Il governo Gentiloni, che, sul piano politico è in assoluta continuità, con quello che lo ha preceduto, si trova, in queste ore, a far fronte alle conseguenze degli errori commessi da tre anni a questa parte dal passato Governo nel campo della politica economica. Errori fatali verso l’Europa e verso l’Italia.
L’impostazione politica di Renzi è stata che, strappando all’Europa il consenso a un cammino di riduzione del debito pubblico più lento rispetto agli impegni assunti e da lui confermati, il Governo, usando quei margini, sarebbe riuscito a fare ripartire l’economia. L’Europa glielo ha concesso, stando alla finestra e aspettando il momento per presentare il conto finale. Ora il conto è sul tavolo.
Il ministro Padoan è nell’angolo: non può negare che all’Italia sia stato concesso più o meno quello che aveva preteso, ma, con la disoccupazione dei giovani al 40%, non ha alcun risultato positivo da rivendicare.

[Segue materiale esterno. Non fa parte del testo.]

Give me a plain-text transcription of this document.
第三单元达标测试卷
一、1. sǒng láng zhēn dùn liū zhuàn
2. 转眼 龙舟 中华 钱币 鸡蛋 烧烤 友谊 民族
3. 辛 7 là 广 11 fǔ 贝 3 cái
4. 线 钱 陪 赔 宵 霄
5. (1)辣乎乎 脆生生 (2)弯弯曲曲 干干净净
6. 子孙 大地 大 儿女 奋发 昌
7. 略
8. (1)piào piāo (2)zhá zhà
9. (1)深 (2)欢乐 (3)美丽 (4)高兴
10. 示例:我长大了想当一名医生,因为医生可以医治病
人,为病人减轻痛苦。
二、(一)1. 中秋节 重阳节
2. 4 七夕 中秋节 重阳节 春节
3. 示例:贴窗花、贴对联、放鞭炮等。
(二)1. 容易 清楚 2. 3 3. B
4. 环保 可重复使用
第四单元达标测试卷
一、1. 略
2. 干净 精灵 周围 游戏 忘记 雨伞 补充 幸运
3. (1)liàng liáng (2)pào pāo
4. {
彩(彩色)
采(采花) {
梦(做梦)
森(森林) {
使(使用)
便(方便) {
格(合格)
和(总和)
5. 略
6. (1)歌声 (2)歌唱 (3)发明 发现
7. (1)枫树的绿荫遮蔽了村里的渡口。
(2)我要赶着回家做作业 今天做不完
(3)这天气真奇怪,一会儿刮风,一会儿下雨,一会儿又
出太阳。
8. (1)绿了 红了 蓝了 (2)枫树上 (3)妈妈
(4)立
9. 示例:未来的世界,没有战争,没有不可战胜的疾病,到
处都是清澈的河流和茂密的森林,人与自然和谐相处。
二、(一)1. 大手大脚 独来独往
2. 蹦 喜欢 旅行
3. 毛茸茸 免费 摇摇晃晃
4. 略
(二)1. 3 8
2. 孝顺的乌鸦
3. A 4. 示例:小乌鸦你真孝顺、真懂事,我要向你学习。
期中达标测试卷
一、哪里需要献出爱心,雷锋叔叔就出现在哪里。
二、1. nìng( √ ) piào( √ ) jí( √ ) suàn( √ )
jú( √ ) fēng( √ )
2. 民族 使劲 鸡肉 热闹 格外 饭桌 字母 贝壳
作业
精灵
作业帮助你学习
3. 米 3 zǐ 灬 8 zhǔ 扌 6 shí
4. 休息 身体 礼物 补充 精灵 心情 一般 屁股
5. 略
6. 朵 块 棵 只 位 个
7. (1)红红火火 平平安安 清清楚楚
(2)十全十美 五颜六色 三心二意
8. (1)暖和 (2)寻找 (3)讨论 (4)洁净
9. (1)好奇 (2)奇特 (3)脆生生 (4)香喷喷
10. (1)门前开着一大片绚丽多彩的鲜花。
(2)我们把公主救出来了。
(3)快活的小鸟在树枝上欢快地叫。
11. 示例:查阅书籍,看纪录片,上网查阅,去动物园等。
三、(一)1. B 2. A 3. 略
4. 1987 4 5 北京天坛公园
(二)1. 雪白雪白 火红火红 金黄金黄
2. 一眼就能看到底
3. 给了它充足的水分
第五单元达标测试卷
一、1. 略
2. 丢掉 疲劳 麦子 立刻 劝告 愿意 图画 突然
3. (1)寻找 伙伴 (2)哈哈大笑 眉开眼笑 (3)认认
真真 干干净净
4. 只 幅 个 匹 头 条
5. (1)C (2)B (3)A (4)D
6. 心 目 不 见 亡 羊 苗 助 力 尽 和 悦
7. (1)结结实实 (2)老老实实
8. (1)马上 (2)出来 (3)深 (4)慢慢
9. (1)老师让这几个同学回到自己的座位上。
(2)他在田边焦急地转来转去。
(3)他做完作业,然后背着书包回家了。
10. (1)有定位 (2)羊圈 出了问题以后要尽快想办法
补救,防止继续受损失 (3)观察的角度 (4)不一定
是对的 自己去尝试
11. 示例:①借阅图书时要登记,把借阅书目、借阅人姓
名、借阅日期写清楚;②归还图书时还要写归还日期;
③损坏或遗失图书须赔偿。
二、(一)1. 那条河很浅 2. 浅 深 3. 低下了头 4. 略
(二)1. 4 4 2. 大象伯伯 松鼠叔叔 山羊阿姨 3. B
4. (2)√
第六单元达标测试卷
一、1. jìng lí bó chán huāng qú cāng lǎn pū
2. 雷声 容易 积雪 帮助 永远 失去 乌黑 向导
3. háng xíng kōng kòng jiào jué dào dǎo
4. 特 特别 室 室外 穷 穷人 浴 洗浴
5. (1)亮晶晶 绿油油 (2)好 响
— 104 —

Il rapporto fra debito pubblico e reddito nazionale, che l’Italia si era impegnata a far scendere, a partire dal 2016, di 5 punti l’anno, sta salendo. Ed è evidente che, così continuando, è destinato a salire ulteriormente. L’Europa non è più incline ad ulteriori concessioni, anche perché la debolezza verso l’Italia rischia di essere uno dei temi agitati dalle opposizioni nella ormai vicina campagna elettorale tedesca.
Partendo da una situazione più degradata, davanti a noi vi sono solo due strade: quelle fra cui bisognava scegliere fin dal 2014. O si accetta la richiesta europea di stringere la cinghia della spesa pubblica per mettere in sicurezza il debito, pur sapendo che questo spingerebbe il Paese in una stagnazione ancora più grave dell’attuale.
Oppure – poiché la prima strada è da respingere – per una vera ripresa economica si deve fare una manovra ben studiata di forti riduzioni delle tasse e di maggiori investimenti pubblici da presentare all’Europa come la scelta inevitabile dell’Italia. Ovviamente mancheremmo per un certo tempo gli obiettivi di ridurre il deficit e il debito con tutte le incognite legate, giunti a questo punto, con le reazioni dei mercati e della Commissione Europea. Ma l’Italia si presenterebbe finalmente con un quadro serio di politica economica che per l’Europa sarebbe difficile respingere a priori.
Avrà la forza il governo Gentiloni di guardare con chiarezza a questo problema e prendere una vera iniziativa politica? E potrebbe il ministro dell’economia essere l’interprete di una politica così radicalmente diversa? Pare proprio di no. Sembra, infatti, che il Governo abbia già capitoilato di fronte alle richieste dei falchi tedeschi e di una Commissione rigorosa. Peccato: è in frangenti come questi, dalla capacità di sparigliare il gioco, che si misurano i veri leader politici.